I can't speak Greek. I am all by myself and notice my environment much more acutely. The four old men at the next table take the long string out of the back of every green bean they have piled on the table. The one facing the ocean argues with the man to his left. An old woman in black near the wharf bends to pull up her long stocking. I wander to a beach I didn't know before and begin reading Green Hills of Africa on a sand bar as the sun sets. I notice a taverna that sells fresh tuna. I am attempting to connect with my environment. I miss my friend very much, but through my panic I break through to a kinship with the sand, the sky, my life. I walk back along the beach.
When we walk around Paris, my friend is afraid of being lost and she is very panicky. I don't fear being lost. If I am lost, I am lost. That is all. I look on my map and find my way. I even like to wander the streets of Paris not particularly knowing where I am. In the same way I need to wander in the field of aloneness and learn to enjoy it, and when loneliness bites, take out a map and find my way out without panic, without jumping to the existential nothingness of the world, questioning everything "Why should I be a writer?" and pushing myself off the abyss.
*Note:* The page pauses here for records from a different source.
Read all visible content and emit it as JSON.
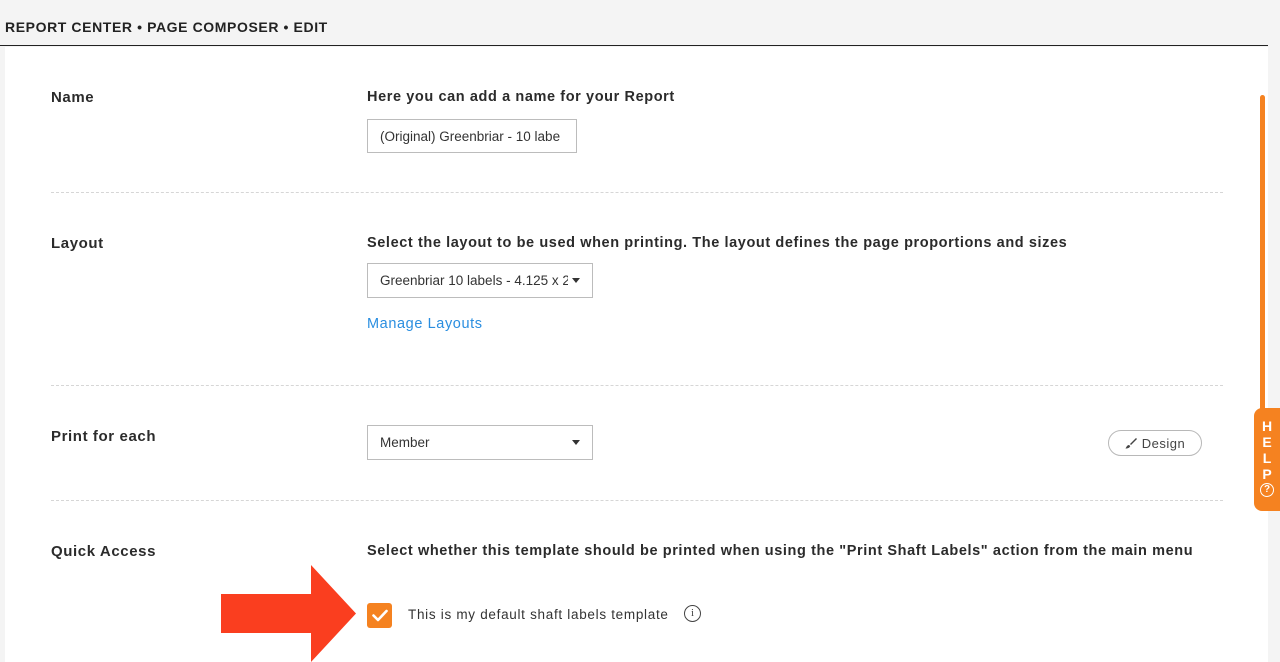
{
  "breadcrumb": "REPORT CENTER • PAGE COMPOSER • EDIT",
  "help_tab": {
    "letters": [
      "H",
      "E",
      "L",
      "P"
    ],
    "icon": "question-circle-icon"
  },
  "name_section": {
    "label": "Name",
    "description": "Here you can add a name for your Report",
    "input_value": "(Original) Greenbriar - 10 labe"
  },
  "layout_section": {
    "label": "Layout",
    "description": "Select the layout to be used when printing. The layout defines the page proportions and sizes",
    "selected_layout": "Greenbriar 10 labels - 4.125 x 2",
    "manage_link": "Manage Layouts"
  },
  "print_section": {
    "label": "Print for each",
    "selected_value": "Member",
    "design_button": "Design",
    "design_icon": "brush-icon"
  },
  "quick_access_section": {
    "label": "Quick Access",
    "description": "Select whether this template should be printed when using the \"Print Shaft Labels\" action from the main menu",
    "checkbox_checked": true,
    "checkbox_label": "This is my default shaft labels template",
    "info_icon": "info-icon"
  },
  "colors": {
    "accent": "#f58220",
    "link": "#2a8ee0",
    "annotation_arrow": "#fa3e1f"
  }
}
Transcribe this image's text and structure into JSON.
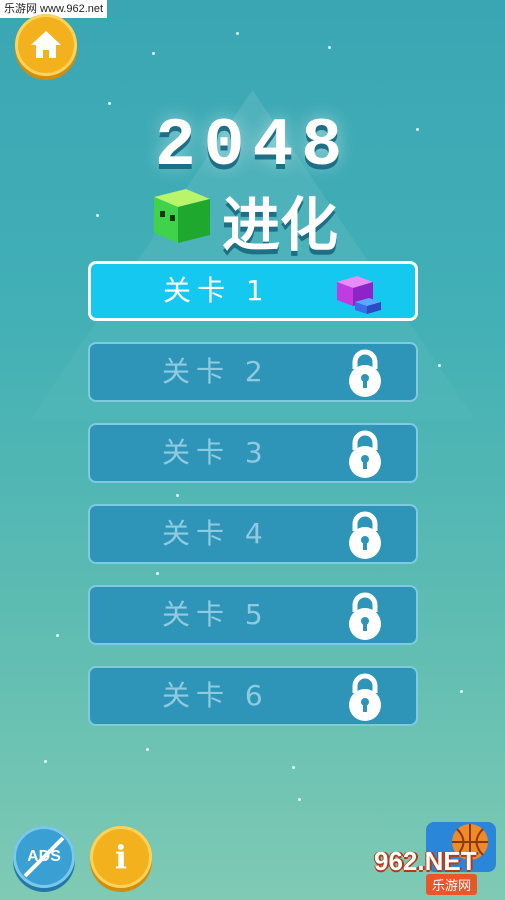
{
  "watermark_top": "乐游网 www.962.net",
  "logo": {
    "number": "2048",
    "subtitle": "进化"
  },
  "levels": [
    {
      "label": "关卡 1",
      "state": "unlocked",
      "icon": "purple-cube-icon"
    },
    {
      "label": "关卡 2",
      "state": "locked",
      "icon": "lock-icon"
    },
    {
      "label": "关卡 3",
      "state": "locked",
      "icon": "lock-icon"
    },
    {
      "label": "关卡 4",
      "state": "locked",
      "icon": "lock-icon"
    },
    {
      "label": "关卡 5",
      "state": "locked",
      "icon": "lock-icon"
    },
    {
      "label": "关卡 6",
      "state": "locked",
      "icon": "lock-icon"
    }
  ],
  "buttons": {
    "home_icon": "home-icon",
    "ads_label": "ADS",
    "info_label": "i"
  },
  "watermark_bottom": {
    "main": "962.NET",
    "sub": "乐游网"
  },
  "colors": {
    "accent": "#f3b21d",
    "level_active": "#14c8f0",
    "level_locked": "#2f95b8",
    "ads": "#3a9fd2"
  }
}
So when we write and begin with an empty page and a heart unsure, a famine of thoughts, a fear of no feeling just begin from there, from that electricity. This kind of writing is uncontrolled, is not sure where the outcome is, and it begins in ignorance and darkness. But facing those things, writing from that place, will eventually break us and open us to the world as it is. Out of this tornado of fear will come a genuine writing voice.
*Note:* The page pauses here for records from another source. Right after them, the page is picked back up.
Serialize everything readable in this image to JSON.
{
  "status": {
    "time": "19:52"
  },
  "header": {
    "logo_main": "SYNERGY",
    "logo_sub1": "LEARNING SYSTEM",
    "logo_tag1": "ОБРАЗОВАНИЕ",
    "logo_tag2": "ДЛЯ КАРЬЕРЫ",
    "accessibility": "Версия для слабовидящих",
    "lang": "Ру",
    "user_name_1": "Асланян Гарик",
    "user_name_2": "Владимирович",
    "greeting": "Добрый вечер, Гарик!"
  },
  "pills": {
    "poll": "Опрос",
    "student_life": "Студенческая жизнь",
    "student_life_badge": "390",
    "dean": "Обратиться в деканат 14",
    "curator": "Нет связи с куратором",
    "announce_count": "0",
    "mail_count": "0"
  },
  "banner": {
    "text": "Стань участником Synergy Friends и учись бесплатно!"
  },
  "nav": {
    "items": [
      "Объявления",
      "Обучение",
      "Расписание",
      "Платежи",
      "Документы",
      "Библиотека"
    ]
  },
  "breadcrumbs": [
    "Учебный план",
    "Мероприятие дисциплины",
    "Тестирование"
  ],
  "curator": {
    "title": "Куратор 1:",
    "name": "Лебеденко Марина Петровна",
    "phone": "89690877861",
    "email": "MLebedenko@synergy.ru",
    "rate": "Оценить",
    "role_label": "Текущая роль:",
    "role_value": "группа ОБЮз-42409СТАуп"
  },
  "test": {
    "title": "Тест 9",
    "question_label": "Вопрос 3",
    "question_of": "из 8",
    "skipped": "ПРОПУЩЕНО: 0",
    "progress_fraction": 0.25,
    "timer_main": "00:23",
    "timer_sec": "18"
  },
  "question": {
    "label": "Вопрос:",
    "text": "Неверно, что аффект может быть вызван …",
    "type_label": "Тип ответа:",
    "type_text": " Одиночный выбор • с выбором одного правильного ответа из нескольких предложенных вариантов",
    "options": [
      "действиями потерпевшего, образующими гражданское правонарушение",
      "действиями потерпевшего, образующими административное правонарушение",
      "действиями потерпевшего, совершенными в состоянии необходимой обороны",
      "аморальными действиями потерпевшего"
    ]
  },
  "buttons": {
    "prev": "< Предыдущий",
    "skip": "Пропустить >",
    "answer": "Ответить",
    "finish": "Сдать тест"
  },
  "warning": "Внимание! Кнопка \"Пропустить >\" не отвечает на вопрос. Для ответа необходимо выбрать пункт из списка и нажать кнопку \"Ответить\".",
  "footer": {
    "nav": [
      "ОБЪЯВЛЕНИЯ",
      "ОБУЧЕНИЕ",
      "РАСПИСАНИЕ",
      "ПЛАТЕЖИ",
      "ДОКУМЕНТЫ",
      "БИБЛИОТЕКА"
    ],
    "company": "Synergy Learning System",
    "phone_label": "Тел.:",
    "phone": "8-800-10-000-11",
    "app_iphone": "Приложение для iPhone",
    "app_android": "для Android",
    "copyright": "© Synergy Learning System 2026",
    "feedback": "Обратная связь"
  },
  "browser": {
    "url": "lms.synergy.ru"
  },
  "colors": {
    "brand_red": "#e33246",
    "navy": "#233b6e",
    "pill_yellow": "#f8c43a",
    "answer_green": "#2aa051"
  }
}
While I was in Paris I read Tropic of Cancer by Henry Miller. In the second-to-last chapter Miller rages on about a school in Dijon, France, where he is stuck teaching English, about the dead statues and students who would become dentists and engineers, the cold bone winter and the whole town pumping out mustard. He is furious that he must be there. Then right at the end of the chapter, he sits, late at night, outside the college gates in perfect peace, surrendering himself for the moment to where he is, knowing nothing is good or bad, just alive.
To begin writing from our pain eventually engenders compassion for our small and groping lives. Out of this broken state there comes a tenderness for the cement below our feet, the dried grass cracking in a terrible wind. We can touch the things around us we once thought ugly and see their special detail, the peeling paint and gray of shadows as they are simply what they are: not bad, just part of the life around us and love this life because it is ours and in the moment there is nothing better.